2. Therefore, we speculated that too much information might have been lost during the feature extraction step. To increase the amount of information input into the model, we increased the number of k-mers and calculated the frequency of 4-mers, then retrained the three models mentioned above. The Random Forest (RF) model yielded an average root mean square error (RMSE) of 3.535 and an average R-squared value of 0.7652. The Radial Basis Function Kernel SVM (SVMR) had an average RMSE of 2.824 and an average R-squared value of 0.44306. The Linear Kernel SVM (SVMl) showed an average RMSE of 5.464 and an average R-squared value of 0.2687327. It can be seen that the RMSE values in the Random Forest and SVMR models decreased significantly, and the average R-squared values increased, indicating that the addition of 4-mer information improved both the prediction accuracy and explanatory power of the models.

References[1] Tsai, C.S. and Winans, S.C. (2010) 'LuxR-type quorum-sensing regulators that are detached from common scents', Molecular Microbiology, 77(5), pp. 1072-1082. doi: 10.1111/j.1365-2958.2010.07279.x.

[2] Scott, S.R. and Hasty, J. (2016) 'Quorum sensing communication modules for microbial consortia', ACS Synthetic Biology, 5(9), pp. 969-977. doi: 10.1021/acssynbio.5b00286.

[3] United States Food and Drug Administration (2008) 'Foodborne Illness-Causing Organisms in the U.S.—What You Need to Know'.

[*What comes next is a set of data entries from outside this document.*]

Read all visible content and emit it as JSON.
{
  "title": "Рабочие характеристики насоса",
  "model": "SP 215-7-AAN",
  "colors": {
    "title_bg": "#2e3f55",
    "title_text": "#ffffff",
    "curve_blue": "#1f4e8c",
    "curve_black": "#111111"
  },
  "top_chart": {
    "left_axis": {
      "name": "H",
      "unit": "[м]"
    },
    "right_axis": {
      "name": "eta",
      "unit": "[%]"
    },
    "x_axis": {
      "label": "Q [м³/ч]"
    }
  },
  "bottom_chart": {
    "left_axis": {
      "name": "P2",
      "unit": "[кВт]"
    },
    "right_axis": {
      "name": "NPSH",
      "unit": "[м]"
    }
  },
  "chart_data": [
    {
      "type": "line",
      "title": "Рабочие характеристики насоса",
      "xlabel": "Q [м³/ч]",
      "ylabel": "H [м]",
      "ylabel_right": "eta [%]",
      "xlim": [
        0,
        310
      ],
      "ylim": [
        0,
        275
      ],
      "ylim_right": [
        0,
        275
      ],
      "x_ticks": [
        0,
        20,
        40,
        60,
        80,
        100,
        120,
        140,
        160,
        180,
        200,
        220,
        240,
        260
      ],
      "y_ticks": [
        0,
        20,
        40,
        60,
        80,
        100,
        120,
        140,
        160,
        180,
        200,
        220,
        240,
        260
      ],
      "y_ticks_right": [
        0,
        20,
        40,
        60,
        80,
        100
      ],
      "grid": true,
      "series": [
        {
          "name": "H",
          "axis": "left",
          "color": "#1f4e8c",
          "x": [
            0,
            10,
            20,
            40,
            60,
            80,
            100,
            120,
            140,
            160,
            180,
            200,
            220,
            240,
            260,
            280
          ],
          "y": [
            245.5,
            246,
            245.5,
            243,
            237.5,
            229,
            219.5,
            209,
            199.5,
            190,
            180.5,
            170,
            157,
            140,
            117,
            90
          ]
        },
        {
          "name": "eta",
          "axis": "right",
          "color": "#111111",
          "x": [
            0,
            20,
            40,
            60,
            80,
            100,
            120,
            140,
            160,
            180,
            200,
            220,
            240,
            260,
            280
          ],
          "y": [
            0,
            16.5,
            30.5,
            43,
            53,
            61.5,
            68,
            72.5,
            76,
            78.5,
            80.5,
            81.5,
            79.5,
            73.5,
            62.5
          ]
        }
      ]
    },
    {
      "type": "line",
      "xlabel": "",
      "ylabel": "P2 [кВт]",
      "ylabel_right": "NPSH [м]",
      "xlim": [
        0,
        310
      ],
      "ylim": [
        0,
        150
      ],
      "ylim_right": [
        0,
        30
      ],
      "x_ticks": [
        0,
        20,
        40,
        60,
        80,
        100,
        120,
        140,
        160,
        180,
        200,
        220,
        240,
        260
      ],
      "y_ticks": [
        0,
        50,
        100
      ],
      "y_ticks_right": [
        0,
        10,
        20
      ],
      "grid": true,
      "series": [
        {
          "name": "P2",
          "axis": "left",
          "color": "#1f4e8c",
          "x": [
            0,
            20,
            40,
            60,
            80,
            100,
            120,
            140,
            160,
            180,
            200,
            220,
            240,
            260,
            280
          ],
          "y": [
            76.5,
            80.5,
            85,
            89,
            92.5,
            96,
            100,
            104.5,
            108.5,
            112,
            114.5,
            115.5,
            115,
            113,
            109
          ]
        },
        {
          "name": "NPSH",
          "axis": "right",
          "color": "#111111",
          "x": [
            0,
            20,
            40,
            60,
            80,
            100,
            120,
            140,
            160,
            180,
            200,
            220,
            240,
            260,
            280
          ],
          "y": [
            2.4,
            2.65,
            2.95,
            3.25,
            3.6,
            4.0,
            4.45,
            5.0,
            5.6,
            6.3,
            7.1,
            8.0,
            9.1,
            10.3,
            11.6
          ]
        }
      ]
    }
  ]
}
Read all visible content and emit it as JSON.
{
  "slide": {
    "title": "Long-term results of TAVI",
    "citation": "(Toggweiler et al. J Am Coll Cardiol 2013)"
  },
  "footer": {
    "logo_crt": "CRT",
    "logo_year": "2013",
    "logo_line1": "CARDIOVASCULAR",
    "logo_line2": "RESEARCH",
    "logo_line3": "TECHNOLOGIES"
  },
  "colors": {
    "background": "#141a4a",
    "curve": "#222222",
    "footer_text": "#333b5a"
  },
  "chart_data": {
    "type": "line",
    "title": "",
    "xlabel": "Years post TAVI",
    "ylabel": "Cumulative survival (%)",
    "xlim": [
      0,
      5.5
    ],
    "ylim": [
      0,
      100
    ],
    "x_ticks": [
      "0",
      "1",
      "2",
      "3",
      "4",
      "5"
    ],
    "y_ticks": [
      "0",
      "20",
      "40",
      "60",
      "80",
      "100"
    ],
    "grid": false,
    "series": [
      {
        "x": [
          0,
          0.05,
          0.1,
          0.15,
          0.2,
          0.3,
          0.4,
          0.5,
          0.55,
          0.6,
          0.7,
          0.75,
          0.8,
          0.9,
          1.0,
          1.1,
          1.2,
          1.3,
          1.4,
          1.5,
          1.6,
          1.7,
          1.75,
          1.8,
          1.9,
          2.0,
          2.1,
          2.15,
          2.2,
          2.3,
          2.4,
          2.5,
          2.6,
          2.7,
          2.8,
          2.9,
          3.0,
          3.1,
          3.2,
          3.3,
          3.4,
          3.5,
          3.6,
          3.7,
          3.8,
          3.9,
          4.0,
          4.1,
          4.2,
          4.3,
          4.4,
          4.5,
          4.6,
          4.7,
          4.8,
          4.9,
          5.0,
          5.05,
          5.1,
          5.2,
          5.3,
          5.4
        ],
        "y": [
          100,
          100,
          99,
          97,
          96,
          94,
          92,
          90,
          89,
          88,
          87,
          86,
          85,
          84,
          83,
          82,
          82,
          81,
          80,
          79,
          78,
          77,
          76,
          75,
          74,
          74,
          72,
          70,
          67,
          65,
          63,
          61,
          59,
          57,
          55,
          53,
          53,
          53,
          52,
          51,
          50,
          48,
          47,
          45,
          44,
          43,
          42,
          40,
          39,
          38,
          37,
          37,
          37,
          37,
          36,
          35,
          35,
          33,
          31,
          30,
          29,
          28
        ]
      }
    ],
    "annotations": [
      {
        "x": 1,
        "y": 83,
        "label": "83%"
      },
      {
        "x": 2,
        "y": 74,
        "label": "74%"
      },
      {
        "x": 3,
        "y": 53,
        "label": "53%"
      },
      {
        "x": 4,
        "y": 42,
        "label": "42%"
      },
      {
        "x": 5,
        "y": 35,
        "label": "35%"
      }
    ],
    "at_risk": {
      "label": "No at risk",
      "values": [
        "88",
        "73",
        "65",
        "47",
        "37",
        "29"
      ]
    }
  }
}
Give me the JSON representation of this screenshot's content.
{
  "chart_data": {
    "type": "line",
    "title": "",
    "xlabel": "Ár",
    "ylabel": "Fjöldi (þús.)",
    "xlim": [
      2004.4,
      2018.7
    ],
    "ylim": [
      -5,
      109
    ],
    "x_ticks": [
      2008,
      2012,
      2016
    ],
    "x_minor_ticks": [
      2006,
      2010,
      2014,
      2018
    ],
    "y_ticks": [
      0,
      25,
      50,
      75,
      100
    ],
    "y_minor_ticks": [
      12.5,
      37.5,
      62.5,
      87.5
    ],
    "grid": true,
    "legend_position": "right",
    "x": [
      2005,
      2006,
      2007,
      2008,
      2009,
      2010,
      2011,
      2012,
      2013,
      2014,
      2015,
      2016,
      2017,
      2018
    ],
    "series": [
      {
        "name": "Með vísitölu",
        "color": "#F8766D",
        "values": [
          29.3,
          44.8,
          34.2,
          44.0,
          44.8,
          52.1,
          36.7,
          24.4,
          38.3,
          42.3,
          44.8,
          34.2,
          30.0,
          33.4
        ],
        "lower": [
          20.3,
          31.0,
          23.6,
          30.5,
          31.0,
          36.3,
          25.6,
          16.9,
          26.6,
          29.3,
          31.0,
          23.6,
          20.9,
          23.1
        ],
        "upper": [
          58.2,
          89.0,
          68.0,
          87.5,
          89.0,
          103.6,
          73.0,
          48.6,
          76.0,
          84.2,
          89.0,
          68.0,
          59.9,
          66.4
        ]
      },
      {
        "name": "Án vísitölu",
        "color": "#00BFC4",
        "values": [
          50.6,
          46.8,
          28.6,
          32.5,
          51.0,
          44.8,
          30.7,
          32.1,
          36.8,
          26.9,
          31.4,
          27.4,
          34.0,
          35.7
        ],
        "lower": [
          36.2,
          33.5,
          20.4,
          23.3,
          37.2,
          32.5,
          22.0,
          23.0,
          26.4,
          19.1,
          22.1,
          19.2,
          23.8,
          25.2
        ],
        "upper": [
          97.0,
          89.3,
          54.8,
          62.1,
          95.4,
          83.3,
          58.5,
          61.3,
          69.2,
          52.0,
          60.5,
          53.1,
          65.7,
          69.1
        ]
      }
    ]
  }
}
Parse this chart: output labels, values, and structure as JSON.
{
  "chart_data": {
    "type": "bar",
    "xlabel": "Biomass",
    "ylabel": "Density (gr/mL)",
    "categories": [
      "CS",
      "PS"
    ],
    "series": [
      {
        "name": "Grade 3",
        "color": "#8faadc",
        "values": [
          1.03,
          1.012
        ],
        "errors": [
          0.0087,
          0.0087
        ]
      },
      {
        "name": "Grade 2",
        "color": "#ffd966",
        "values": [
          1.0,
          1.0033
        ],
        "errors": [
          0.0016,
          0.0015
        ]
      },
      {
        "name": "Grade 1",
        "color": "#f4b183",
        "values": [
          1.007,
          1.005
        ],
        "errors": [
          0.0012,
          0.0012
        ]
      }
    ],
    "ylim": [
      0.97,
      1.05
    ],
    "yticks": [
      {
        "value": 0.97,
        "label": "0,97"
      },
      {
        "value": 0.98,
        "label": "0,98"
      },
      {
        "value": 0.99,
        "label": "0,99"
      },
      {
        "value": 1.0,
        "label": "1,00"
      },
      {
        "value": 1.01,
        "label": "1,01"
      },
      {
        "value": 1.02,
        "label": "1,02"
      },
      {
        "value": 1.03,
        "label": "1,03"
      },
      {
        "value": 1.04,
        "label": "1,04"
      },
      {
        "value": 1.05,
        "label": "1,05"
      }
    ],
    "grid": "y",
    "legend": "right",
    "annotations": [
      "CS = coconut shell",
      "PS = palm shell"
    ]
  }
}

[4] He, H. and Gao, F. (2022) 'Freshness of milk should not become a health risk for the public', Procuratorial Daily, 26 May, p. 7. doi: 10.28407/n.cnki.njcrb.2022.002302.

[5] iGEM Berkeley Team (2006) Project Overview.

[6] Ghosh, S. et al. (2022) 'Synthetic microbial communities: quorum sensing modules for robust control', ACS Synthetic Biology.

[7] Liu, B., Zhang, H. and Wang, J. (2020) 'Radial basis function kernel optimization for support vector machines', arXiv preprint arXiv:2007.08233.